Move the date_formatted variable to be before first_sample_date using the relocate function. Take a look at the data using glimpse(). Note the difference between first_sample_date and date_formatted columns.

# General format
NEWDATA <- OLD_DATA %>% relocate(COLUMN1, .before = COLUMN2)
covidww <- covidww %>% relocate(date_formatted, .before = first_sample_date)

# alternative
# covidww <- covidww %>% select(first_sample_date, date_formatted, everything()) %>% head() 

glimpse(covidww)
## Rows: 776,059
## Columns: 13
## $ reporting_jurisdiction <chr> "Missouri", "Missouri", "Missouri", "Missouri",…
## $ sample_location        <chr> "Treatment plant", "Treatment plant", "Treatmen…
## $ key_plot_id            <chr> "NWSS_mo_259_Treatment plant_raw wastewater", "…
## $ county_names           <chr> "Barry,Lawrence", "Barry,Lawrence", "Barry,Lawr…
## $ population_served      <dbl> 9100, 9100, 9100, 9100, 9100, 9100, 9100, 9100,…
## $ date_start             <chr> "6/21/2020", "6/22/2020", "6/23/2020", "6/24/20…
## $ date_end               <chr> "7/5/2020", "7/6/2020", "7/7/2020", "7/8/2020",…
## $ rna_pct_change_15d     <dbl> NA, NA, NA, NA, NA, NA, NA, 3683, 3683, 3683, 3…
## $ pos_PCR_prop_15d       <dbl> 100, 100, 100, 100, 100, 100, 100, 100, 100, 10…
## $ percentile             <dbl> NA, NA, NA, NA, NA, NA, NA, NA, NA, NA, NA, NA,…
## $ sampling_prior         <chr> "yes", "yes", "yes", "yes", "yes", "yes", "yes"…
## $ date_formatted         <date> 2020-07-05, 2020-07-05, 2020-07-05, 2020-07-05…
## $ first_sample_date      <chr> "7/5/2020", "7/5/2020", "7/5/2020", "7/5/2020",…

P.2

Use range() function on date_formatted variable to display the range of dates in the data set.
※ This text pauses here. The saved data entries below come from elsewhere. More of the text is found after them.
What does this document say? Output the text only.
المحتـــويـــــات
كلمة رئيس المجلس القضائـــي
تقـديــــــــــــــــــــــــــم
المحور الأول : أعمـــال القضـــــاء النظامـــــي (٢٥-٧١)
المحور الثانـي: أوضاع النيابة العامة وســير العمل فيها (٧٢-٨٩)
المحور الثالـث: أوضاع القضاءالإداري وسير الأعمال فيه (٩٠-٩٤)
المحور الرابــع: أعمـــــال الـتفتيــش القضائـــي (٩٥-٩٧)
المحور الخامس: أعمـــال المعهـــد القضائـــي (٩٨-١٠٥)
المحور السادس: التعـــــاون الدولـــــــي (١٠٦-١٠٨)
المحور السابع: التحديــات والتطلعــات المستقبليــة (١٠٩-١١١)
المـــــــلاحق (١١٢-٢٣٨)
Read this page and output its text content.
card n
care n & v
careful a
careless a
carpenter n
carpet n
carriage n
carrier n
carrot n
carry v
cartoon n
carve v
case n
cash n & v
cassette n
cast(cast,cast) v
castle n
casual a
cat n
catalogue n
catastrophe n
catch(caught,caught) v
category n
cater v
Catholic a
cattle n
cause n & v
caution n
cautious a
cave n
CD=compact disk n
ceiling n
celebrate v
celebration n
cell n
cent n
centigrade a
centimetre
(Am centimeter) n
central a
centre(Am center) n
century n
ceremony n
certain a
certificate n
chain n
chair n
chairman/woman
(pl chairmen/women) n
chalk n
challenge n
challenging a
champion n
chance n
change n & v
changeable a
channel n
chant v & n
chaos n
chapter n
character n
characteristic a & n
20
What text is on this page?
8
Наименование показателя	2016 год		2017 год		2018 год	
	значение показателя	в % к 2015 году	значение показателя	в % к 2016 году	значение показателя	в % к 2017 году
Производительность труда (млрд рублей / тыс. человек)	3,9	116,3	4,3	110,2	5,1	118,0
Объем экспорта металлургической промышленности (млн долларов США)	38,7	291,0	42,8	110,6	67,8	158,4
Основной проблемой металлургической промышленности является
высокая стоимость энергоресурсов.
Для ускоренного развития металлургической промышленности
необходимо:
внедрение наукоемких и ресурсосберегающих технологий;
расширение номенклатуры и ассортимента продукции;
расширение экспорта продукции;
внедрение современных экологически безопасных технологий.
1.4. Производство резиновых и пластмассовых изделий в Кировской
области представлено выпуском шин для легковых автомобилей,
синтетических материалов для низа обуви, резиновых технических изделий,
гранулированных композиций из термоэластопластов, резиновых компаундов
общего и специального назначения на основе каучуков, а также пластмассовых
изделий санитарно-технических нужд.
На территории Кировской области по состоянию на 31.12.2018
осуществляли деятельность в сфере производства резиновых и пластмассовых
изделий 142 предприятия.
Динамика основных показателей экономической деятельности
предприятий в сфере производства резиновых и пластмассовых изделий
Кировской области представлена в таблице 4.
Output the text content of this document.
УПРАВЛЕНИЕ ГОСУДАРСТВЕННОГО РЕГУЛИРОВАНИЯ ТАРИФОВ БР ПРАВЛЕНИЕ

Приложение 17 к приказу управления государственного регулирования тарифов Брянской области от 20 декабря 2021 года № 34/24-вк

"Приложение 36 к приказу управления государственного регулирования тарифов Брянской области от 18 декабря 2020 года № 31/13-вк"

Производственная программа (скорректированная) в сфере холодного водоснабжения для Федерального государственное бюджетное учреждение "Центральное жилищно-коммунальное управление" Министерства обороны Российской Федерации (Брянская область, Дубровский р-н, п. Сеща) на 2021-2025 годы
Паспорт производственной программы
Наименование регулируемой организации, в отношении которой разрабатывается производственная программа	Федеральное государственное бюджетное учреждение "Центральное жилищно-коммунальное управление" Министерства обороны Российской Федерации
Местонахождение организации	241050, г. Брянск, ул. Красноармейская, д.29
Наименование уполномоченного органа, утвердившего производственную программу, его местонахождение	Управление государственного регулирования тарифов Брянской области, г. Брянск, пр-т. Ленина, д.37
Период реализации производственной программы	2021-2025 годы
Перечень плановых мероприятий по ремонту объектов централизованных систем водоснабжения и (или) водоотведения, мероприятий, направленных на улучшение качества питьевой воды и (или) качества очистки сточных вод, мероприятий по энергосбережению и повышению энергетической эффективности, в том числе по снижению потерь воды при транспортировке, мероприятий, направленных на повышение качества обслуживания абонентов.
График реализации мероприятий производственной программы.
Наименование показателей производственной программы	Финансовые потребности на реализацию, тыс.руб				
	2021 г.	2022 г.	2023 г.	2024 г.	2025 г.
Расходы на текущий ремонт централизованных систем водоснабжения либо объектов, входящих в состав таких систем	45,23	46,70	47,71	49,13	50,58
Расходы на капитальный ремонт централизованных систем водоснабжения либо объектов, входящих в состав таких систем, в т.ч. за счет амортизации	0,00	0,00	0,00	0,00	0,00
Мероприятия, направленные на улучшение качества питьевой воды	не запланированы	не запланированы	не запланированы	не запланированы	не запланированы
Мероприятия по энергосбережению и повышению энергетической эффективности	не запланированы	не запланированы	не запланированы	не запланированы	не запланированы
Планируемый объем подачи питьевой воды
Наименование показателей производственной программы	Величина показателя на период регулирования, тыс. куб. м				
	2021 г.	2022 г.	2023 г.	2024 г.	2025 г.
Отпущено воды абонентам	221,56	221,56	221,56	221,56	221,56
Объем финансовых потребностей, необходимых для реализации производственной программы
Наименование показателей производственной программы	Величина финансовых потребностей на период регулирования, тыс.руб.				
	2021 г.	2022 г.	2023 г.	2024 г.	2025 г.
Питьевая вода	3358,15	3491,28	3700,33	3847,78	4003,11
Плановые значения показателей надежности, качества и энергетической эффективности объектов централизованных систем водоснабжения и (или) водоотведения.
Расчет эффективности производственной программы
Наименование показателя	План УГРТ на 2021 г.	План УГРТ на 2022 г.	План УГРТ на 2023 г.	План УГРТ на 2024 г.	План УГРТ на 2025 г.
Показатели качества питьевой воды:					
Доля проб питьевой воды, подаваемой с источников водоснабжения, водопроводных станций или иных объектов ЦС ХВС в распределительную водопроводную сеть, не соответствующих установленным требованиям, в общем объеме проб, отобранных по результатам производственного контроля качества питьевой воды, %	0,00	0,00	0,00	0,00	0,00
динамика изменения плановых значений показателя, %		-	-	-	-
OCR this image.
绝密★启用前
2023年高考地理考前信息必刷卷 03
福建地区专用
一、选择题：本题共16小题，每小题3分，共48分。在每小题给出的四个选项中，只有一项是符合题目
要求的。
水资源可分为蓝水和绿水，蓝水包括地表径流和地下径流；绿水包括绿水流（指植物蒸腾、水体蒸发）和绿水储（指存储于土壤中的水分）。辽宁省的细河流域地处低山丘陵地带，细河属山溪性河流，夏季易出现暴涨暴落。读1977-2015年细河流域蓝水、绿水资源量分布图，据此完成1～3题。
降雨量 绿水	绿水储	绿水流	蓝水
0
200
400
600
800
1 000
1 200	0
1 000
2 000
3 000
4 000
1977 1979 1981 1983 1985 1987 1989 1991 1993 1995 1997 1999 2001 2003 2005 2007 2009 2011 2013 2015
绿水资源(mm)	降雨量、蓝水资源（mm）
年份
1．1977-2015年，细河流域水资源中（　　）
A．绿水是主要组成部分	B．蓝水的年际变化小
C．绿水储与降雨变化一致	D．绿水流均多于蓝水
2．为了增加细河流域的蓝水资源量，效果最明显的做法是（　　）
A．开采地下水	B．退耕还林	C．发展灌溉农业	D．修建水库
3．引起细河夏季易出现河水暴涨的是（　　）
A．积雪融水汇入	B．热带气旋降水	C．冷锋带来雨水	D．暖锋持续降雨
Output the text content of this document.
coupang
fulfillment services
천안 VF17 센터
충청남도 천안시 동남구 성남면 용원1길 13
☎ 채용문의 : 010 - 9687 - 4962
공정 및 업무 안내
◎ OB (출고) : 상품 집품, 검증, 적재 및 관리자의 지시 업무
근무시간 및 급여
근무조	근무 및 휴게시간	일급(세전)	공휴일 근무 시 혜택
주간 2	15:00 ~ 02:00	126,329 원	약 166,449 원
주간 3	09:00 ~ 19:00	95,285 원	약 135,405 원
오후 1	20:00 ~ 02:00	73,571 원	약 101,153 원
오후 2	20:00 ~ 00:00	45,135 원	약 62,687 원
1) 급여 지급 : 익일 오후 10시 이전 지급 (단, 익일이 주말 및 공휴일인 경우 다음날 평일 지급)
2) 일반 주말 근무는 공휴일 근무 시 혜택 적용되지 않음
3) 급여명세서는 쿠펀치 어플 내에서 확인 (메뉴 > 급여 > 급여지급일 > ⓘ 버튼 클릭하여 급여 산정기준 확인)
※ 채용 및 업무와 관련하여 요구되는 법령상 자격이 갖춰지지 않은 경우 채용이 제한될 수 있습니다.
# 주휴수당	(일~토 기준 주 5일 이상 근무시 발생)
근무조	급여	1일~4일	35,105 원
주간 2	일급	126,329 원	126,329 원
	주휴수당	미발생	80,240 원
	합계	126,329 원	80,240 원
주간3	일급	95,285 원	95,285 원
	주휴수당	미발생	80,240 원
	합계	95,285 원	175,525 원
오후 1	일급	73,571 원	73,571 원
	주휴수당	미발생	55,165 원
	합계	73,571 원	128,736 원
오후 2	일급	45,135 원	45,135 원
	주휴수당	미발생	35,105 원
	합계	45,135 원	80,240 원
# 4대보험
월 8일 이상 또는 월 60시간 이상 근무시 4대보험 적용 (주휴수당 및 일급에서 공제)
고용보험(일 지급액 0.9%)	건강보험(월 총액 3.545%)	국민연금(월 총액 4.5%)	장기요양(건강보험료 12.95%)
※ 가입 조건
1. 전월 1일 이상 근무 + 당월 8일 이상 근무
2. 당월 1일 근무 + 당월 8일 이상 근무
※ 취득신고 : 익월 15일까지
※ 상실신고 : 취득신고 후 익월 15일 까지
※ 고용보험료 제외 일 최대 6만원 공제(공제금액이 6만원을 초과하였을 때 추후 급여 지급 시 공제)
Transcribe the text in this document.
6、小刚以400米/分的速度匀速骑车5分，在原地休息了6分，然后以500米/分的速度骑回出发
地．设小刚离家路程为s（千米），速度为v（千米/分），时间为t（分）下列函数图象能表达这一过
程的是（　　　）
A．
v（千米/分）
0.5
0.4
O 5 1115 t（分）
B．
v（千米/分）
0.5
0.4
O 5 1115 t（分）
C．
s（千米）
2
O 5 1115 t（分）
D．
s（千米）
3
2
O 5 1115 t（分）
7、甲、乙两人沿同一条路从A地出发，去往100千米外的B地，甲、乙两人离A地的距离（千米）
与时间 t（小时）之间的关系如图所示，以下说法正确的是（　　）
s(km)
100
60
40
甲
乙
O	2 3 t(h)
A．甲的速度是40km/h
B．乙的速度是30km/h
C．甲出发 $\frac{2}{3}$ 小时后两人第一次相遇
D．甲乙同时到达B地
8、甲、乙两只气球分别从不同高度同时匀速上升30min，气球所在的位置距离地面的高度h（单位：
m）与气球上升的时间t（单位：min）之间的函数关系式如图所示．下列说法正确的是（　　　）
How does this compare to that of first_sample_date? Why? (Hint: use the pull function first to pull the values.)

pull(covidww, date_formatted) %>% range()
## [1] "2020-07-05" "2024-05-06"
pull(covidww, first_sample_date) %>% range()
## [1] "1/1/2023" "9/9/2022"
# The max of `pull(covidww, first_sample_date) %>% range()` is numerical not based on date.